Le « Pacte d’Action » qui repose avant tout sur le maintien d’une gestion austéritaire des finances publiques, ne propose rien de nouveau par rapport à la politique que les Français ont désavouée. La maxime du Guépard est désormais dépassée : il faudrait que rien ne change pour que rien ne change! En ce sens, plus qu’un « pacte d’action », on nous propose un pacte d’immobilisme. 

Quelle serait la meilleure stratégie pour la gauche : se rallier à cette large coalition ou au contraire, maintenir l’union avec La France Insoumise ?

La meilleure stratégie pour la gauche est de défendre son programme. Nos concitoyens en connaissent les grandes lignes : soutien au pouvoir d’achat des classes populaires et moyennes ; redistribution des richesses en faisant davantage contribuer les plus fortunés ; sauvetage et extension des services publics, notamment l’école et l’hôpital ; planification écologique et restauration de notre base industrielle, laquelle, quoiqu’en dise Macron, continue de s’affaisser. À mon sens, c’est sur ces bases qu’il faut travailler et le Nouveau Front Populaire a des propositions solides pour relever ces défis.

Le Président de la République et ses troupes affaiblies au Parlement continuent de mépriser ces orientations. Et ils essaient de nous diviser pour tenter de les escamoter, mais ça ne marchera pas. La coalition de gauche est bien plus solide qu’ils semblent le croire. Le président avait fait une grosse erreur d’appréciation en nous pensant incapables de nous mettre d’accord sur un programme et des candidats en quelques jours après sa dissolution surprise. Il persévère dans l’erreur aujourd’hui.

Il ne m’a certes pas échappé que le NFP n’avait pas la majorité absolue à l’Assemblée nationale, et je ne verse pas dans le maximalisme du « tout ou rien » et du « nous tous seuls ». Mais la logique politique et démocratique commande de confier à la coalition arrivée en tête l’exercice du pouvoir : à charge ensuite pour nous de bâtir les majorités nécessaires au vote des réformes.
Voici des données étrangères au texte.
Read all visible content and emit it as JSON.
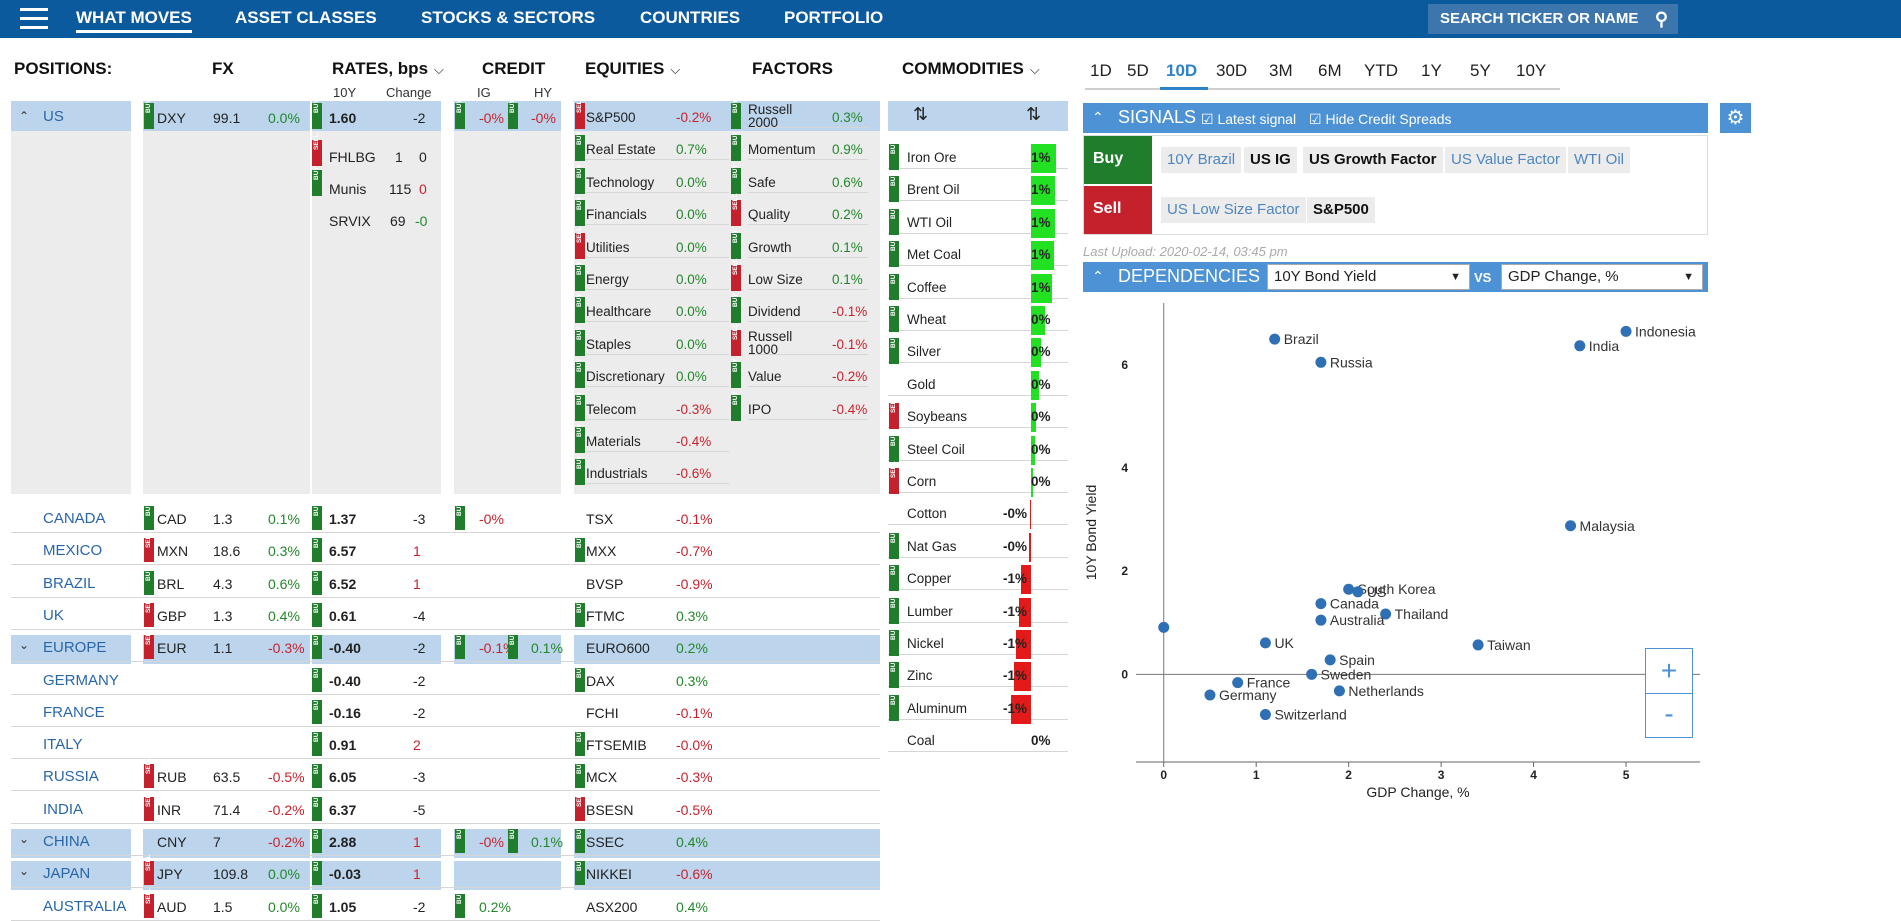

Pour Alain Minc dans Le Figaro, obtenir l’abstention des socialistes serait une stratégie habile de la part du Président – ce que ce pacte pourrait permettre d’obtenir. Qu’en pensez-vous ?
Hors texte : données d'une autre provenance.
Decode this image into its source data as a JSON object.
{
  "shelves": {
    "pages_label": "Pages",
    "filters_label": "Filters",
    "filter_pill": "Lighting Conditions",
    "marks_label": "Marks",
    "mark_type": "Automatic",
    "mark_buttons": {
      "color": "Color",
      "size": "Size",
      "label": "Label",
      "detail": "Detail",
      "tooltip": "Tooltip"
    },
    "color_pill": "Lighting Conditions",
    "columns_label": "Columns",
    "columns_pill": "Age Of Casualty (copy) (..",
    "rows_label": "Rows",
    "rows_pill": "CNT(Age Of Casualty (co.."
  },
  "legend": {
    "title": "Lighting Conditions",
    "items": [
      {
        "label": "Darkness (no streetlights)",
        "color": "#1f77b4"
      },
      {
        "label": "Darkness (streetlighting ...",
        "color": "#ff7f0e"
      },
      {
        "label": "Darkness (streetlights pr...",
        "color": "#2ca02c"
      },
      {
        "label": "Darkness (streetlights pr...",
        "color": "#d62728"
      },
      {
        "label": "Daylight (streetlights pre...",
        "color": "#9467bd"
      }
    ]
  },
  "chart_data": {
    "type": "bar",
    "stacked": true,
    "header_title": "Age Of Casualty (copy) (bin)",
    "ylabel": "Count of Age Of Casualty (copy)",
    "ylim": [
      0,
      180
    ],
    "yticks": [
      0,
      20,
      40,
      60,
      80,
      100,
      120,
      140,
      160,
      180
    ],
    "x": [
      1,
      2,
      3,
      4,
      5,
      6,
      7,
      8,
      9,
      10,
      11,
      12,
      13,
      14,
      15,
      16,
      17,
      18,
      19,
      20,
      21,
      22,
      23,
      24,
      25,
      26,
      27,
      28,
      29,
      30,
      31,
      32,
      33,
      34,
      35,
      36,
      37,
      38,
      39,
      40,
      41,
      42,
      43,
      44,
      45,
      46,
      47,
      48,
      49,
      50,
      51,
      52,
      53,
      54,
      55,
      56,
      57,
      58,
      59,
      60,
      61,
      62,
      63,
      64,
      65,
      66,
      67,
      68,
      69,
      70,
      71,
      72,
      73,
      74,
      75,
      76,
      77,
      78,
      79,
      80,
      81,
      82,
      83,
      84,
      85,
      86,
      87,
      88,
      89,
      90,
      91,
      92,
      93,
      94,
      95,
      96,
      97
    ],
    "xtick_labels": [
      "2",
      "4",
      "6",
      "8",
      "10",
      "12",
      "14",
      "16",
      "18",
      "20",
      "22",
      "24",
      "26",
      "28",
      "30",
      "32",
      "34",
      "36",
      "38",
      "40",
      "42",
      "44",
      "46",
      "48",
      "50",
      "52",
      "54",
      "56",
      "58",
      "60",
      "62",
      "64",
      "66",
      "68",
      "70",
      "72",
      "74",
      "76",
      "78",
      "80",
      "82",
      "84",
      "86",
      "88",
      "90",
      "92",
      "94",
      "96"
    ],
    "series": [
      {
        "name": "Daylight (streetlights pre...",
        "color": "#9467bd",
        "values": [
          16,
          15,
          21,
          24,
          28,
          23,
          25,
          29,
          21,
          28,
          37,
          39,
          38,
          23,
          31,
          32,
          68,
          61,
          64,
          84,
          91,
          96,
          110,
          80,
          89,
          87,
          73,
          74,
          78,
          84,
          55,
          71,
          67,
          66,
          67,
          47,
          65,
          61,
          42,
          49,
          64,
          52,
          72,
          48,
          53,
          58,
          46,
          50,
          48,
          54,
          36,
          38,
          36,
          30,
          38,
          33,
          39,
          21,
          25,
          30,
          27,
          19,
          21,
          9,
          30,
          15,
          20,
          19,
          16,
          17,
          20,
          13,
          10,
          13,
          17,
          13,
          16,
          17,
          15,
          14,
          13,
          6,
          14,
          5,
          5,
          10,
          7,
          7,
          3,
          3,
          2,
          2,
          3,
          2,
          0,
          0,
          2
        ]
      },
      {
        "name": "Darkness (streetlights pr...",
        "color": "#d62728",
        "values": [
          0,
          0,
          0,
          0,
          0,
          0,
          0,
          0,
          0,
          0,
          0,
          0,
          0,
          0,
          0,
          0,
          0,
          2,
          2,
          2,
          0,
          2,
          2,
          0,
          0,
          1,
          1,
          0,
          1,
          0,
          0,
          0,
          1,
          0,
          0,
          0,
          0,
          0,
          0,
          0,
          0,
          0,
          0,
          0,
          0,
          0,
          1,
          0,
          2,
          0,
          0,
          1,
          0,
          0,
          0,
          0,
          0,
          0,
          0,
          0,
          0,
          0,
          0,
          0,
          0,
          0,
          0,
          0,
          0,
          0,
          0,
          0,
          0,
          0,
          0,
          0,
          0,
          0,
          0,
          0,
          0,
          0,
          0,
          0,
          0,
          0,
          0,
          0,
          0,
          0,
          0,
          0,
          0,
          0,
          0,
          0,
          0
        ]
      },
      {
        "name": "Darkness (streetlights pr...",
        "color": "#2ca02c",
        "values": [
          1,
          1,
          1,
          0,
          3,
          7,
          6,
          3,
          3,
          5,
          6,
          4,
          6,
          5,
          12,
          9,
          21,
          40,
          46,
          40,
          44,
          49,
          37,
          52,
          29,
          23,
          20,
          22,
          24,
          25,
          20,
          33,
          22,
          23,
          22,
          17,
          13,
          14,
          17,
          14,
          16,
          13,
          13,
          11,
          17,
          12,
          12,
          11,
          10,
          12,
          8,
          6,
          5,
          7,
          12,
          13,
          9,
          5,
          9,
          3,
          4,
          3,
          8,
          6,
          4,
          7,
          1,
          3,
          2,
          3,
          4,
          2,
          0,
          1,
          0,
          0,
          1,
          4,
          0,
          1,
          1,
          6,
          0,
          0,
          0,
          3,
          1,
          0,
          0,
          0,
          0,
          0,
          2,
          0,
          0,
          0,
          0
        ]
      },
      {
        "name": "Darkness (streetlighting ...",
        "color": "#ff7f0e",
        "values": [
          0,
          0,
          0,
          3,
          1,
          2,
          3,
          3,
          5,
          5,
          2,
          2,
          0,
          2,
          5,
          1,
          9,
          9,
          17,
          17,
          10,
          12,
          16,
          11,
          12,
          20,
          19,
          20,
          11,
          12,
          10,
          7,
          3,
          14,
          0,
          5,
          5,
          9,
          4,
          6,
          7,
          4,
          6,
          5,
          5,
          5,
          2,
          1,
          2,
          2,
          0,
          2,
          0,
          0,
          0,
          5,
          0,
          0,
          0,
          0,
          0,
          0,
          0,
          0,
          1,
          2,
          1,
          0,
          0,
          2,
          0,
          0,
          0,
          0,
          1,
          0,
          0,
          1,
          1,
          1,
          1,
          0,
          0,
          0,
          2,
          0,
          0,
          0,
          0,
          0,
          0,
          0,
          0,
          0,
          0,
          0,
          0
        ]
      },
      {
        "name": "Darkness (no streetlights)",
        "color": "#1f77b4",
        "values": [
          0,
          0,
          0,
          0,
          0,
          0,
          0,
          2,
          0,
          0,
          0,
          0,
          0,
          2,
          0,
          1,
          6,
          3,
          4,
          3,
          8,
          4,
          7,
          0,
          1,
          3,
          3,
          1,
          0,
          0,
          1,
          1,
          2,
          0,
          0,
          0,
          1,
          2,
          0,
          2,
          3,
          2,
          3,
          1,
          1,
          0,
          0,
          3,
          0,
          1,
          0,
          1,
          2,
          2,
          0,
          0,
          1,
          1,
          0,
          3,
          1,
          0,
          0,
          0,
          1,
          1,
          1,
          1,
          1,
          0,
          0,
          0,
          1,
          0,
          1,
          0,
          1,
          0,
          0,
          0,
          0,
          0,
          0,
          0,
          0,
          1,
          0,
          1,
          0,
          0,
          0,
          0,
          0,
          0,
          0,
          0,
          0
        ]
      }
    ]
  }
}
Ce que propose Alain Minc, c’est une sorte de soutien sans participation des socialistes à un gouvernement minoritaire Renaissance-LR et tout ça pour faire quoi ? Peu ou prou la même chose que depuis 2017 et a fortiori depuis 2022, c’est-à-dire une politique profondément inégalitaire et austéritaire.
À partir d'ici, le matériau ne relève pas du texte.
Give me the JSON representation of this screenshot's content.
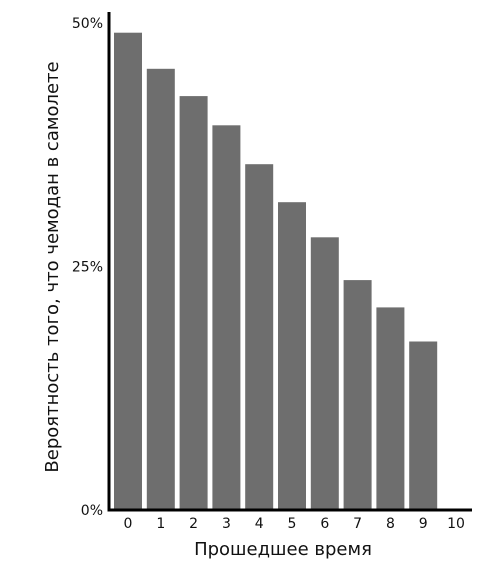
{
  "chart_data": {
    "type": "bar",
    "title": "",
    "xlabel": "Прошедшее время",
    "ylabel": "Вероятность того, что чемодан в самолете",
    "categories": [
      "0",
      "1",
      "2",
      "3",
      "4",
      "5",
      "6",
      "7",
      "8",
      "9",
      "10"
    ],
    "values": [
      49.0,
      45.3,
      42.5,
      39.5,
      35.5,
      31.6,
      28.0,
      23.6,
      20.8,
      17.3,
      null
    ],
    "ylim": [
      0,
      50
    ],
    "y_ticks": [
      {
        "value": 0,
        "label": "0%"
      },
      {
        "value": 25,
        "label": "25%"
      },
      {
        "value": 50,
        "label": "50%"
      }
    ],
    "grid": false,
    "legend": "none",
    "bar_color": "#6e6e6e",
    "axis_color": "#000000"
  }
}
Je n’imagine pas une seconde que les socialistes s’abstiennent de combattre une politique qu’ils dénoncent depuis sept ans et qu’ils ont contribué à faire battre dans les urnes cette année. Le PS est un grand parti de gouvernement, ancré territorialement, qui a bénéficié du NFP autant qu’il l’a fait progresser. Je ne le vois pas changer subitement d’orientation.

Les macronistes ont vraiment un drôle de rapport au réel. Ils essaient de résoudre la quadrature du cercle en se disant « notre politique a été battue, mais on va quand même la poursuivre, malgré – et contre – le vote des Français ». Et comme ils n’y arrivent pas, ils repoussent à nouveau les échéances : certaines éminences préconisent de repousser la nomination d’un Premier ministre non pas après les JO – c’est-à-dire maintenant – mais « fin août ou début septembre », voire après.

Le grand gagnant de ce pacte serait finalement le parti d’Emmanuel Macron. N’est-ce pas un sacrifice trop important pour les socialistes ? Un « déni de démocratie » comme dirait Mélenchon ?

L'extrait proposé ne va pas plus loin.